Attaques contre la formation et la recherche : les étudiant·e·x·s condamnent une politique à court-terme
Berne, le 16 mars 2026.
En entérinant des coupes budgétaires affaiblissant le système de formation suisse, le Parlement s’entête dans une politique d’austérité qui ne tient compte que d’une vision à court-terme.

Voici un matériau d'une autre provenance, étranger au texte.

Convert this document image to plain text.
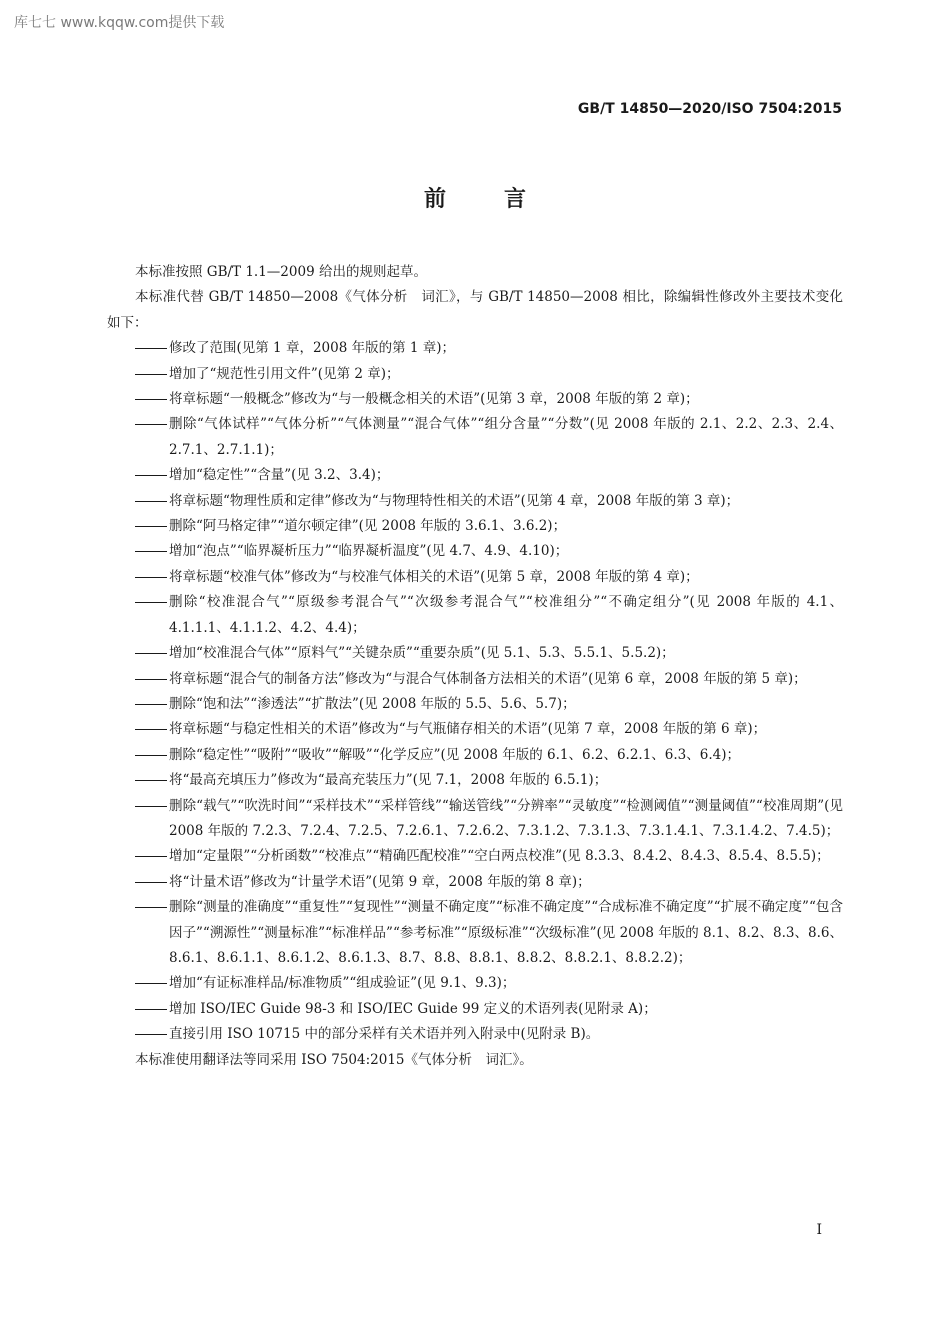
库七七 www.kqqw.com提供下载
GB/T 14850—2020/ISO 7504:2015
前言

本标准按照 GB/T 1.1—2009 给出的规则起草。

本标准代替 GB/T 14850—2008《气体分析　词汇》，与 GB/T 14850—2008 相比，除编辑性修改外主要技术变化如下：

修改了范围(见第 1 章，2008 年版的第 1 章)；
增加了“规范性引用文件”(见第 2 章)；
将章标题“一般概念”修改为“与一般概念相关的术语”(见第 3 章，2008 年版的第 2 章)；
删除“气体试样”“气体分析”“气体测量”“混合气体”“组分含量”“分数”(见 2008 年版的 2.1、2.2、2.3、2.4、2.7.1、2.7.1.1)；
增加“稳定性”“含量”(见 3.2、3.4)；
将章标题“物理性质和定律”修改为“与物理特性相关的术语”(见第 4 章，2008 年版的第 3 章)；
删除“阿马格定律”“道尔顿定律”(见 2008 年版的 3.6.1、3.6.2)；
增加“泡点”“临界凝析压力”“临界凝析温度”(见 4.7、4.9、4.10)；
将章标题“校准气体”修改为“与校准气体相关的术语”(见第 5 章，2008 年版的第 4 章)；
删除“校准混合气”“原级参考混合气”“次级参考混合气”“校准组分”“不确定组分”(见 2008 年版的 4.1、4.1.1.1、4.1.1.2、4.2、4.4)；
增加“校准混合气体”“原料气”“关键杂质”“重要杂质”(见 5.1、5.3、5.5.1、5.5.2)；
将章标题“混合气的制备方法”修改为“与混合气体制备方法相关的术语”(见第 6 章，2008 年版的第 5 章)；
删除“饱和法”“渗透法”“扩散法”(见 2008 年版的 5.5、5.6、5.7)；
将章标题“与稳定性相关的术语”修改为“与气瓶储存相关的术语”(见第 7 章，2008 年版的第 6 章)；
删除“稳定性”“吸附”“吸收”“解吸”“化学反应”(见 2008 年版的 6.1、6.2、6.2.1、6.3、6.4)；
将“最高充填压力”修改为“最高充装压力”(见 7.1，2008 年版的 6.5.1)；
删除“载气”“吹洗时间”“采样技术”“采样管线”“输送管线”“分辨率”“灵敏度”“检测阈值”“测量阈值”“校准周期”(见 2008 年版的 7.2.3、7.2.4、7.2.5、7.2.6.1、7.2.6.2、7.3.1.2、7.3.1.3、7.3.1.4.1、7.3.1.4.2、7.4.5)；
增加“定量限”“分析函数”“校准点”“精确匹配校准”“空白两点校准”(见 8.3.3、8.4.2、8.4.3、8.5.4、8.5.5)；
将“计量术语”修改为“计量学术语”(见第 9 章，2008 年版的第 8 章)；
删除“测量的准确度”“重复性”“复现性”“测量不确定度”“标准不确定度”“合成标准不确定度”“扩展不确定度”“包含因子”“溯源性”“测量标准”“标准样品”“参考标准”“原级标准”“次级标准”(见 2008 年版的 8.1、8.2、8.3、8.6、8.6.1、8.6.1.1、8.6.1.2、8.6.1.3、8.7、8.8、8.8.1、8.8.2、8.8.2.1、8.8.2.2)；
增加“有证标准样品/标准物质”“组成验证”(见 9.1、9.3)；
增加 ISO/IEC Guide 98-3 和 ISO/IEC Guide 99 定义的术语列表(见附录 A)；
直接引用 ISO 10715 中的部分采样有关术语并列入附录中(见附录 B)。

本标准使用翻译法等同采用 ISO 7504:2015《气体分析　词汇》。

I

L’Union des étudiant·e·x·s de Suisse (UNES) regrette qu’aucun parti politique gouvernemental ne soutienne la jeunesse en appelant au référendum, et poursuivra son engagement dans les cantons.
Les dégâts du programme d’austérité seront conséquents pour le système de formation suisse : les contributions de base des écoles polytechniques fédérales, des universités et des hautes écoles spécialisées seront réduites de 138 millions de francs par année. La Confédération souhaite contraindre les hautes écoles à augmenter leurs taxes d’études pour compenser le manque à gagner sur le dos des étudiant·e·x·s. L’absence de référendum envoie un signal alarmant à toutes les personnes concernées par le programme d’austérité.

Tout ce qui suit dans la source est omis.